Since many years various organizations like American Society of Clinical Oncology (ASCO) and Oncology Nursing Society (ONS) have offered guidelines to address prescription, preparation and administration of chemotherapy, but only from the 2013 revision indications for safe administration and management of oral chemotherapy are available [11].

The Multinational Association for Supportive Care in Cancer (MASCC) developed and evaluated a teaching tool for patients receiving oral agents for cancer treatment, the MASCC Teaching Tool for Patients Receiving Oral Agents for Cancer (MOATT). This tool, which is available in several languages, represents a help for clinicians in identifying barriers to drugs adherence and provides suggestions for patient and caregivers education about correct storing, handling and assumption of the oral anticancer agent [12].

Medication errors can occur in all the phases of the prescribing, dispensing and administration continuum [4,11,13]; but from a literature review emerged that the most common medication error is wrong dose assumption [14].

Interventions to improve oral chemotherapy adherence are essential and they can be performed in all the phases of drug administration.

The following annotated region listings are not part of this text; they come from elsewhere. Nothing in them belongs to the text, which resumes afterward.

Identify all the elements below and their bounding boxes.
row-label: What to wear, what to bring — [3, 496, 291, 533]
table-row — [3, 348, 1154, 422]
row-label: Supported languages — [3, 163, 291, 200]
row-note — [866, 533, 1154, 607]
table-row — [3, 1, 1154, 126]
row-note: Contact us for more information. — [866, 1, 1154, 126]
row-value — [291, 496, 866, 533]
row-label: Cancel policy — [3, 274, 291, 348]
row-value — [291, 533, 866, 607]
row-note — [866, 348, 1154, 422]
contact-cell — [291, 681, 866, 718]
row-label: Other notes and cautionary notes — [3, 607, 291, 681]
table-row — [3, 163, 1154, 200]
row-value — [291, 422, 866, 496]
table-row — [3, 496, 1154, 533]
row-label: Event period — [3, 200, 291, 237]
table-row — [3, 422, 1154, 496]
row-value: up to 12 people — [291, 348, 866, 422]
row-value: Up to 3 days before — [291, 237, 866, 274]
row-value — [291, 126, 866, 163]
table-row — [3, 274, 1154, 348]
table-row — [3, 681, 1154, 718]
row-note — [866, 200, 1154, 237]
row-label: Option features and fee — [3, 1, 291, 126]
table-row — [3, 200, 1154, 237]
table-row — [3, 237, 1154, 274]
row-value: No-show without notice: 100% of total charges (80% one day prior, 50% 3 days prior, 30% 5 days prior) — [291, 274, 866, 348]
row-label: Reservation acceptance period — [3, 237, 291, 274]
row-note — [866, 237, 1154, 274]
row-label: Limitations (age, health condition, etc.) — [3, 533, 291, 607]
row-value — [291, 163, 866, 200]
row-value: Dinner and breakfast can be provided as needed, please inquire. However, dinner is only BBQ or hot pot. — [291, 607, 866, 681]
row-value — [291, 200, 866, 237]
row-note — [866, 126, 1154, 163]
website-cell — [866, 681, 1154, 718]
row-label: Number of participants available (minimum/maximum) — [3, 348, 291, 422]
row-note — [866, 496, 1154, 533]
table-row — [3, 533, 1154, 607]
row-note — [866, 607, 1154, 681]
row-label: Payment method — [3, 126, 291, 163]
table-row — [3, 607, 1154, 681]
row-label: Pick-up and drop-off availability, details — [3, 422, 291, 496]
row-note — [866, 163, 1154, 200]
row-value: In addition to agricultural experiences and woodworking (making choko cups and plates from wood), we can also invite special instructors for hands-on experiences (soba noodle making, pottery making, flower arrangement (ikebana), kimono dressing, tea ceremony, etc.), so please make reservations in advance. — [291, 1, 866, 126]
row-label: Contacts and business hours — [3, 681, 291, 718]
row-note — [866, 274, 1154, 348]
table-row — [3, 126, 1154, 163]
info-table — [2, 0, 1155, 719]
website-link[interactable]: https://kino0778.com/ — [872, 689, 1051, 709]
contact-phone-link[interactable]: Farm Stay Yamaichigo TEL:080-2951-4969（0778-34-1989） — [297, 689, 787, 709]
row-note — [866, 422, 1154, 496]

The prescription should be done via electronic order as for IV chemotherapy [1]. The patients should be informed (including families and caregivers in the conversation) about the importance of adherence and the risks of non-adherence to the treatment. In any case, written materials (in particular Computer written) should always be provided to patients with oral instructions [9]. A multiple checking should be performed to be sure that the correct dose, days and drugs have been dispensed to patients [14]. Finally, the follow up may continue even at patients’ home, with patients being called or visited by nurses to confirm that they know what, how and why they are taking oral chemotherapy [14-17].